The Dawn of the Internet Era: A Diverging Path Early 1990s - 1994
As the Internet begins to emerge as a transformative force in retail, Barnes and Noble faces a critical turning point. In March 1994, Steven Riggio introduces Leonard to the nascent World Wide Web, showcasing the potential of online commerce through a rudimentary webpage called Virtue Mall.
Key Quote:
Steven Riggio (1:25:00): "This is the future, Len. We should be on the web."
(1:25:00)
Leonard remains skeptical, dismissing online shopping as a fad and doubling down on expanding the physical bookstore footprint.
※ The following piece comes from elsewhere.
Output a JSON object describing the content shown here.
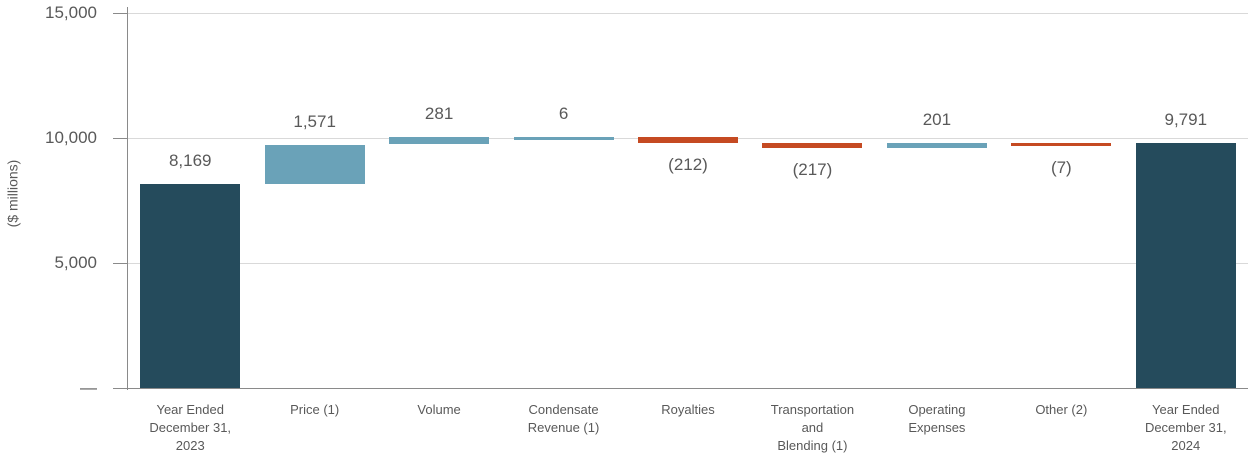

Concurrently, Jeff Bezos envisions a vastly different future, founding Amazon.com in 1995 with a bold ambition to create "Earth's biggest bookstore." While Leonard focuses on brick-and-mortar expansion, Bezos leverages the Internet to revolutionize bookselling, setting the stage for an inevitable clash.
Contrasting Visions: Riggio vs. Bezos Mid-1990s
The episode contrasts Leonard Riggio's traditional retail-focused strategy with Jeff Bezos's innovative e-commerce approach. Leonardo underestimates the Internet's potential, believing that consumers will continue to prefer the tactile experience of browsing in-store. Conversely, Bezos anticipates the shift towards online shopping, aiming to capitalize on the convenience and vast selection the Internet offers.
Key Quote:
Jeff Bezos (1:40:45): "I believe that consumers will eventually embrace the convenience of shopping from home."
(1:40:45)
This divergence in strategy highlights the crux of Barnes and Noble's challenges as the digital age begins to reshape the retail landscape.
Conclusion: Setting the Stage for a Corporate Showdown End of Episode
As Barnes and Noble reaches the zenith of its physical retail empire by the early 1990s, the seeds of its future struggles with Amazon are firmly planted. Leonard Riggio's confidence in brick-and-mortar supremacy blinds him to the impending digital revolution spearheaded by Jeff Bezos. The episode concludes by foreshadowing the escalating rivalry, emphasizing that no matter the size or power of a business empire, adaptability is crucial for survival.
Key Quote:
Narrator (2:00:00): "They say Hollywood is where dreams are made... But when the spotlight turns off, fame, fortune, and lives can disappear in an instant."
(2:00:00)
Final Thoughts
"Saving Barnes and Noble | The Emperor of Little Italy | 1" offers a comprehensive look into Leonard Riggio's rise and the strategic decisions that propelled Barnes and Noble to the forefront of the bookselling industry. Through meticulous storytelling and enriched with notable quotes, the episode captures the essence of a business empire on the brink of transformation, setting the foundation for the ensuing battle with Amazon in the subsequent episodes.